El día era uno muy caluroso, más que de costumbre, y el sol estaba tan fuerte que todo 6A nos quedamos dentro de las aulas durante los recreos para refrescarse con los ventiladores que no dejaban de girar en el techo.
Ya llegaba el momento, estábamos en nuestro último recreo, o al menos el último de nuestra vida en primaria. Pero a pesar de que ya estábamos de por si muy emocionados, sentíamos que debíamos hacer ese día inolvidable: era nuestro deber hacerle saber a toda la primaria quiénes éramos.

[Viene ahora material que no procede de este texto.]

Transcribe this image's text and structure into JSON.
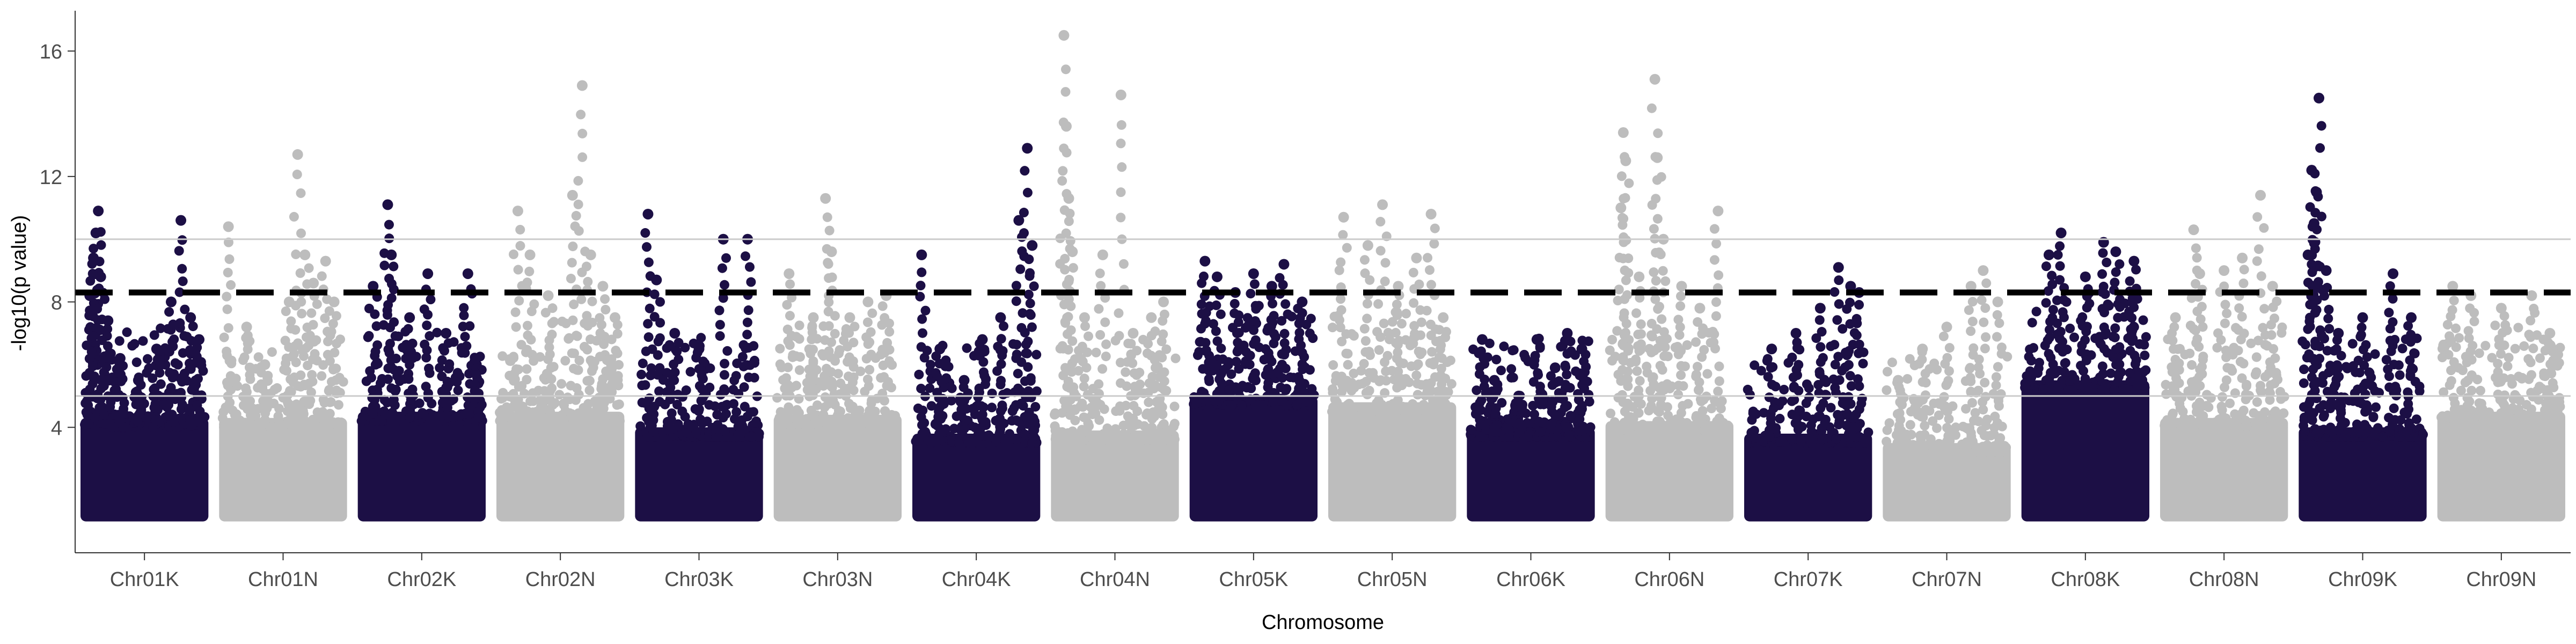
{
  "chart_data": {
    "type": "scatter",
    "subtype": "manhattan",
    "title": "",
    "xlabel": "Chromosome",
    "ylabel": "-log10(p value)",
    "ylim": [
      0,
      17.2
    ],
    "y_ticks": [
      4,
      8,
      12,
      16
    ],
    "grid": false,
    "legend": "none",
    "thresholds": [
      {
        "name": "dashed",
        "value": 8.3,
        "style": "dashed",
        "color": "#000000"
      },
      {
        "name": "upper-solid",
        "value": 10.0,
        "style": "solid",
        "color": "#cccccc"
      },
      {
        "name": "lower-solid",
        "value": 5.0,
        "style": "solid",
        "color": "#cccccc"
      }
    ],
    "colors": {
      "odd": "#1c0f45",
      "even": "#bdbdbd"
    },
    "chromosomes": [
      "Chr01K",
      "Chr01N",
      "Chr02K",
      "Chr02N",
      "Chr03K",
      "Chr03N",
      "Chr04K",
      "Chr04N",
      "Chr05K",
      "Chr05N",
      "Chr06K",
      "Chr06N",
      "Chr07K",
      "Chr07N",
      "Chr08K",
      "Chr08N",
      "Chr09K",
      "Chr09N"
    ],
    "series": [
      {
        "chromosome": "Chr01K",
        "bulk_top": 4.3,
        "peaks": [
          [
            0.12,
            10.9
          ],
          [
            0.1,
            10.2
          ],
          [
            0.08,
            9.4
          ],
          [
            0.14,
            8.8
          ],
          [
            0.05,
            8.2
          ],
          [
            0.2,
            7.4
          ],
          [
            0.3,
            6.2
          ],
          [
            0.45,
            5.5
          ],
          [
            0.6,
            6.5
          ],
          [
            0.72,
            8.0
          ],
          [
            0.8,
            10.6
          ],
          [
            0.88,
            7.5
          ],
          [
            0.95,
            6.8
          ]
        ]
      },
      {
        "chromosome": "Chr01N",
        "bulk_top": 4.3,
        "peaks": [
          [
            0.05,
            10.4
          ],
          [
            0.2,
            7.2
          ],
          [
            0.35,
            6.0
          ],
          [
            0.55,
            8.0
          ],
          [
            0.62,
            12.7
          ],
          [
            0.68,
            9.5
          ],
          [
            0.75,
            8.6
          ],
          [
            0.85,
            9.3
          ],
          [
            0.92,
            8.0
          ]
        ]
      },
      {
        "chromosome": "Chr02K",
        "bulk_top": 4.5,
        "peaks": [
          [
            0.1,
            8.5
          ],
          [
            0.22,
            11.1
          ],
          [
            0.25,
            9.5
          ],
          [
            0.4,
            7.5
          ],
          [
            0.55,
            8.9
          ],
          [
            0.7,
            7.0
          ],
          [
            0.88,
            8.9
          ],
          [
            0.95,
            6.0
          ]
        ]
      },
      {
        "chromosome": "Chr02N",
        "bulk_top": 4.5,
        "peaks": [
          [
            0.15,
            10.9
          ],
          [
            0.25,
            9.5
          ],
          [
            0.4,
            8.2
          ],
          [
            0.6,
            11.4
          ],
          [
            0.68,
            14.9
          ],
          [
            0.75,
            9.5
          ],
          [
            0.85,
            8.5
          ],
          [
            0.95,
            7.5
          ]
        ]
      },
      {
        "chromosome": "Chr03K",
        "bulk_top": 4.0,
        "peaks": [
          [
            0.08,
            10.8
          ],
          [
            0.15,
            8.7
          ],
          [
            0.3,
            7.0
          ],
          [
            0.5,
            6.5
          ],
          [
            0.7,
            10.0
          ],
          [
            0.9,
            10.0
          ]
        ]
      },
      {
        "chromosome": "Chr03N",
        "bulk_top": 4.4,
        "peaks": [
          [
            0.1,
            8.9
          ],
          [
            0.3,
            7.5
          ],
          [
            0.4,
            11.3
          ],
          [
            0.45,
            9.6
          ],
          [
            0.6,
            7.5
          ],
          [
            0.75,
            8.0
          ],
          [
            0.9,
            8.2
          ]
        ]
      },
      {
        "chromosome": "Chr04K",
        "bulk_top": 3.8,
        "peaks": [
          [
            0.05,
            9.5
          ],
          [
            0.2,
            6.5
          ],
          [
            0.4,
            5.5
          ],
          [
            0.55,
            6.8
          ],
          [
            0.7,
            7.5
          ],
          [
            0.85,
            10.6
          ],
          [
            0.92,
            12.9
          ],
          [
            0.96,
            9.8
          ]
        ]
      },
      {
        "chromosome": "Chr04N",
        "bulk_top": 3.9,
        "peaks": [
          [
            0.08,
            16.5
          ],
          [
            0.1,
            13.6
          ],
          [
            0.12,
            11.3
          ],
          [
            0.15,
            9.6
          ],
          [
            0.25,
            7.5
          ],
          [
            0.4,
            9.5
          ],
          [
            0.55,
            14.6
          ],
          [
            0.65,
            7.0
          ],
          [
            0.8,
            7.5
          ],
          [
            0.9,
            8.0
          ]
        ]
      },
      {
        "chromosome": "Chr05K",
        "bulk_top": 5.0,
        "peaks": [
          [
            0.1,
            9.3
          ],
          [
            0.2,
            8.8
          ],
          [
            0.35,
            8.3
          ],
          [
            0.5,
            8.9
          ],
          [
            0.65,
            8.5
          ],
          [
            0.75,
            9.2
          ],
          [
            0.9,
            8.0
          ]
        ]
      },
      {
        "chromosome": "Chr05N",
        "bulk_top": 4.8,
        "peaks": [
          [
            0.1,
            10.7
          ],
          [
            0.3,
            9.8
          ],
          [
            0.42,
            11.1
          ],
          [
            0.55,
            8.5
          ],
          [
            0.7,
            9.4
          ],
          [
            0.82,
            10.8
          ],
          [
            0.92,
            7.5
          ]
        ]
      },
      {
        "chromosome": "Chr06K",
        "bulk_top": 4.0,
        "peaks": [
          [
            0.1,
            6.8
          ],
          [
            0.2,
            5.5
          ],
          [
            0.4,
            5.0
          ],
          [
            0.55,
            6.8
          ],
          [
            0.7,
            5.9
          ],
          [
            0.8,
            7.0
          ],
          [
            0.92,
            6.5
          ]
        ]
      },
      {
        "chromosome": "Chr06N",
        "bulk_top": 4.2,
        "peaks": [
          [
            0.1,
            11.0
          ],
          [
            0.12,
            13.4
          ],
          [
            0.14,
            12.5
          ],
          [
            0.25,
            8.8
          ],
          [
            0.38,
            15.1
          ],
          [
            0.4,
            12.6
          ],
          [
            0.45,
            10.0
          ],
          [
            0.6,
            8.5
          ],
          [
            0.75,
            7.8
          ],
          [
            0.9,
            10.9
          ]
        ]
      },
      {
        "chromosome": "Chr07K",
        "bulk_top": 3.8,
        "peaks": [
          [
            0.2,
            6.5
          ],
          [
            0.4,
            7.0
          ],
          [
            0.6,
            7.8
          ],
          [
            0.75,
            9.1
          ],
          [
            0.85,
            8.5
          ],
          [
            0.92,
            8.3
          ]
        ]
      },
      {
        "chromosome": "Chr07N",
        "bulk_top": 3.5,
        "peaks": [
          [
            0.1,
            5.5
          ],
          [
            0.3,
            6.5
          ],
          [
            0.5,
            7.2
          ],
          [
            0.7,
            8.5
          ],
          [
            0.8,
            9.0
          ],
          [
            0.92,
            8.0
          ]
        ]
      },
      {
        "chromosome": "Chr08K",
        "bulk_top": 5.5,
        "peaks": [
          [
            0.2,
            9.5
          ],
          [
            0.3,
            10.2
          ],
          [
            0.5,
            8.8
          ],
          [
            0.65,
            9.9
          ],
          [
            0.75,
            9.6
          ],
          [
            0.9,
            9.3
          ]
        ]
      },
      {
        "chromosome": "Chr08N",
        "bulk_top": 4.3,
        "peaks": [
          [
            0.1,
            7.5
          ],
          [
            0.25,
            10.3
          ],
          [
            0.3,
            8.9
          ],
          [
            0.5,
            9.0
          ],
          [
            0.65,
            9.4
          ],
          [
            0.8,
            11.4
          ],
          [
            0.9,
            8.5
          ]
        ]
      },
      {
        "chromosome": "Chr09K",
        "bulk_top": 4.0,
        "peaks": [
          [
            0.05,
            9.5
          ],
          [
            0.08,
            12.2
          ],
          [
            0.1,
            10.5
          ],
          [
            0.12,
            11.5
          ],
          [
            0.14,
            14.5
          ],
          [
            0.2,
            9.0
          ],
          [
            0.3,
            7.0
          ],
          [
            0.5,
            7.5
          ],
          [
            0.75,
            8.9
          ],
          [
            0.9,
            7.5
          ]
        ]
      },
      {
        "chromosome": "Chr09N",
        "bulk_top": 4.5,
        "peaks": [
          [
            0.1,
            8.5
          ],
          [
            0.25,
            8.2
          ],
          [
            0.5,
            7.8
          ],
          [
            0.75,
            8.2
          ],
          [
            0.9,
            7.0
          ]
        ]
      }
    ]
  }
}
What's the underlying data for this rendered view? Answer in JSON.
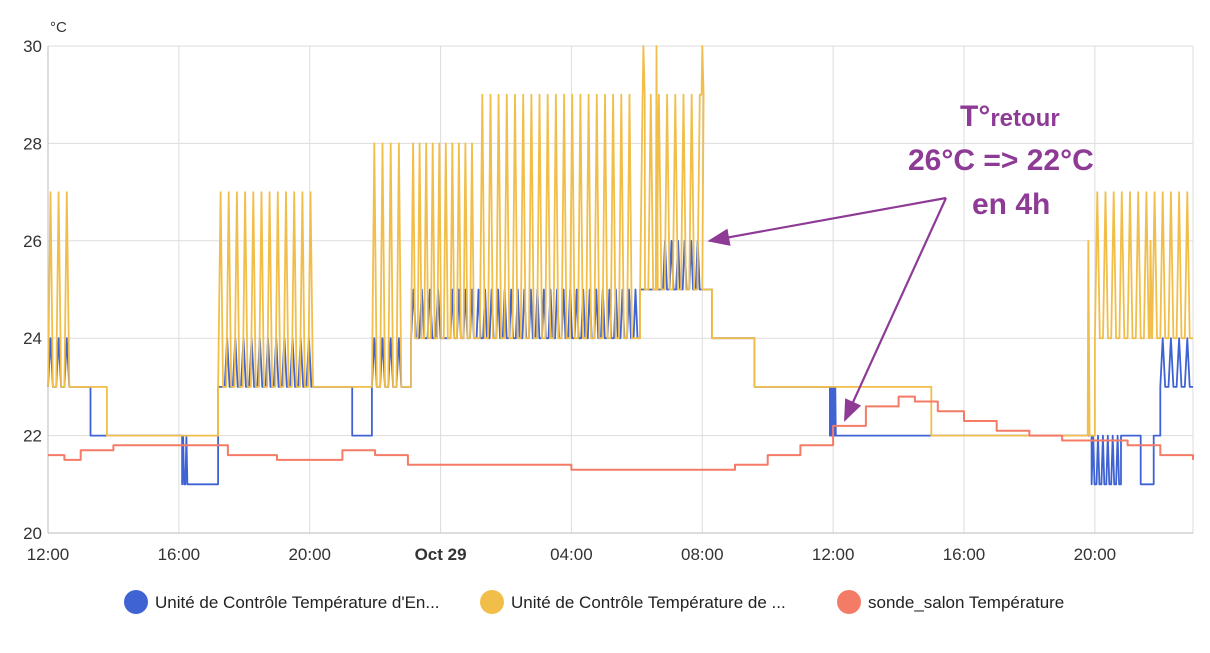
{
  "chart_data": {
    "type": "line",
    "step": true,
    "y_unit_label": "°C",
    "ylim": [
      20,
      30
    ],
    "y_ticks": [
      20,
      22,
      24,
      26,
      28,
      30
    ],
    "xlim_hours": [
      0,
      35
    ],
    "x_ticks": [
      {
        "label": "12:00",
        "hour": 0,
        "bold": false
      },
      {
        "label": "16:00",
        "hour": 4,
        "bold": false
      },
      {
        "label": "20:00",
        "hour": 8,
        "bold": false
      },
      {
        "label": "Oct 29",
        "hour": 12,
        "bold": true
      },
      {
        "label": "04:00",
        "hour": 16,
        "bold": false
      },
      {
        "label": "08:00",
        "hour": 20,
        "bold": false
      },
      {
        "label": "12:00",
        "hour": 24,
        "bold": false
      },
      {
        "label": "16:00",
        "hour": 28,
        "bold": false
      },
      {
        "label": "20:00",
        "hour": 32,
        "bold": false
      }
    ],
    "grid": true,
    "legend_position": "bottom",
    "series": [
      {
        "name": "Unité de Contrôle Température d'En...",
        "color": "#3f63d3",
        "segments": [
          {
            "from": 0.0,
            "to": 0.9,
            "value": 23,
            "osc_high": 24,
            "period": 0.25
          },
          {
            "from": 0.9,
            "to": 1.3,
            "value": 23
          },
          {
            "from": 1.3,
            "to": 1.8,
            "value": 22
          },
          {
            "from": 1.8,
            "to": 4.1,
            "value": 22
          },
          {
            "from": 4.1,
            "to": 4.3,
            "value": 21,
            "osc_high": 22,
            "period": 0.1
          },
          {
            "from": 4.3,
            "to": 5.2,
            "value": 21
          },
          {
            "from": 5.2,
            "to": 5.4,
            "value": 23
          },
          {
            "from": 5.4,
            "to": 8.3,
            "value": 23,
            "osc_high": 24,
            "period": 0.25
          },
          {
            "from": 8.3,
            "to": 9.3,
            "value": 23
          },
          {
            "from": 9.3,
            "to": 9.9,
            "value": 22
          },
          {
            "from": 9.9,
            "to": 11.1,
            "value": 23,
            "osc_high": 24,
            "period": 0.25
          },
          {
            "from": 11.1,
            "to": 12.3,
            "value": 24,
            "osc_high": 25,
            "period": 0.25
          },
          {
            "from": 12.3,
            "to": 18.1,
            "value": 24,
            "osc_high": 25,
            "period": 0.2
          },
          {
            "from": 18.1,
            "to": 18.8,
            "value": 25
          },
          {
            "from": 18.8,
            "to": 20.1,
            "value": 25,
            "osc_high": 26,
            "period": 0.2
          },
          {
            "from": 20.1,
            "to": 20.3,
            "value": 25
          },
          {
            "from": 20.3,
            "to": 21.6,
            "value": 24
          },
          {
            "from": 21.6,
            "to": 23.9,
            "value": 23
          },
          {
            "from": 23.9,
            "to": 24.1,
            "value": 22,
            "osc_high": 23,
            "period": 0.05
          },
          {
            "from": 24.1,
            "to": 31.9,
            "value": 22
          },
          {
            "from": 31.9,
            "to": 32.8,
            "value": 21,
            "osc_high": 22,
            "period": 0.15
          },
          {
            "from": 32.8,
            "to": 33.4,
            "value": 22
          },
          {
            "from": 33.4,
            "to": 33.8,
            "value": 21
          },
          {
            "from": 33.8,
            "to": 34.0,
            "value": 22
          },
          {
            "from": 34.0,
            "to": 35.0,
            "value": 23,
            "osc_high": 24,
            "period": 0.25
          }
        ]
      },
      {
        "name": "Unité de Contrôle Température de ...",
        "color": "#f2be4a",
        "segments": [
          {
            "from": 0.0,
            "to": 0.9,
            "value": 23,
            "osc_high": 27,
            "period": 0.25
          },
          {
            "from": 0.9,
            "to": 1.8,
            "value": 23
          },
          {
            "from": 1.8,
            "to": 5.2,
            "value": 22
          },
          {
            "from": 5.2,
            "to": 8.3,
            "value": 23,
            "osc_high": 27,
            "period": 0.25
          },
          {
            "from": 8.3,
            "to": 9.9,
            "value": 23
          },
          {
            "from": 9.9,
            "to": 11.1,
            "value": 23,
            "osc_high": 28,
            "period": 0.25
          },
          {
            "from": 11.1,
            "to": 13.2,
            "value": 24,
            "osc_high": 28,
            "period": 0.2
          },
          {
            "from": 13.2,
            "to": 18.1,
            "value": 24,
            "osc_high": 29,
            "period": 0.25
          },
          {
            "from": 18.1,
            "to": 20.1,
            "value": 25,
            "osc_high": 29,
            "period": 0.25
          },
          {
            "from": 20.1,
            "to": 20.3,
            "value": 25
          },
          {
            "from": 20.3,
            "to": 21.6,
            "value": 24
          },
          {
            "from": 21.6,
            "to": 27.0,
            "value": 23
          },
          {
            "from": 27.0,
            "to": 27.3,
            "value": 22
          },
          {
            "from": 27.3,
            "to": 32.0,
            "value": 22
          },
          {
            "from": 32.0,
            "to": 35.0,
            "value": 24,
            "osc_high": 27,
            "period": 0.25
          }
        ],
        "peaks": [
          {
            "hour": 18.2,
            "value": 30
          },
          {
            "hour": 18.6,
            "value": 30
          },
          {
            "hour": 20.0,
            "value": 30
          },
          {
            "hour": 31.8,
            "value": 26
          },
          {
            "hour": 33.7,
            "value": 26
          }
        ]
      },
      {
        "name": "sonde_salon Température",
        "color": "#f47b66",
        "points": [
          [
            0.0,
            21.6
          ],
          [
            0.5,
            21.5
          ],
          [
            1.0,
            21.7
          ],
          [
            2.0,
            21.8
          ],
          [
            4.0,
            21.8
          ],
          [
            5.5,
            21.6
          ],
          [
            7.0,
            21.5
          ],
          [
            8.5,
            21.5
          ],
          [
            9.0,
            21.7
          ],
          [
            10.0,
            21.6
          ],
          [
            11.0,
            21.4
          ],
          [
            13.0,
            21.4
          ],
          [
            15.0,
            21.4
          ],
          [
            16.0,
            21.3
          ],
          [
            18.0,
            21.3
          ],
          [
            20.0,
            21.3
          ],
          [
            21.0,
            21.4
          ],
          [
            22.0,
            21.6
          ],
          [
            23.0,
            21.8
          ],
          [
            24.0,
            22.2
          ],
          [
            25.0,
            22.6
          ],
          [
            26.0,
            22.8
          ],
          [
            26.5,
            22.7
          ],
          [
            27.2,
            22.5
          ],
          [
            28.0,
            22.3
          ],
          [
            29.0,
            22.1
          ],
          [
            30.0,
            22.0
          ],
          [
            31.0,
            21.9
          ],
          [
            32.0,
            21.9
          ],
          [
            33.0,
            21.8
          ],
          [
            34.0,
            21.6
          ],
          [
            35.0,
            21.5
          ]
        ]
      }
    ]
  },
  "annotation": {
    "line1_main": "T°",
    "line1_sub": "retour",
    "line2": "26°C => 22°C",
    "line3": "en 4h",
    "color": "#8e3b96",
    "arrow_targets": [
      {
        "hour": 20.1,
        "value": 26
      },
      {
        "hour": 24.3,
        "value": 22.2
      }
    ]
  }
}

Entonces, lo que empezó como inofensivos cantos y celebraciones, aprovechando que el profesor no estaba en el aula, se transformó en una revuelta y un griterío de proporciones bíblicas. Las cartucheras, carpetas y lapiceras volaban por el aula como hojas en un huracán.
Sin embargo, más temprano que tarde, surgió la gota que colmó el vaso: a los más reboltosos del aula se les ocurrió la brillante idea de empezar a tirar mochilas y zapatillas también. Poco después de haber tomado esta errada decisión una mochila pegó en uno de los enormes ventiladores metálicos, el cual cayó abruptamente, destruyendo un par de bancos y dejando mal heridos a varios chicos.
Con tanto revuelo, el mismísimo director de la escuela (para mí un viejo amargado), llegó corriendo al aula y, furioso, pensaba darnos el sermón de nuestras vidas. Pero, al ver semejante escena dantesca, el corazón del pobre anciano no aguantó y su cara paso de estar roja de ira a palidecerse por completo antes de desplomarse al suelo.
Y así un típico último día de clases se convirtió en el último día de vida de un viejo y amargado director.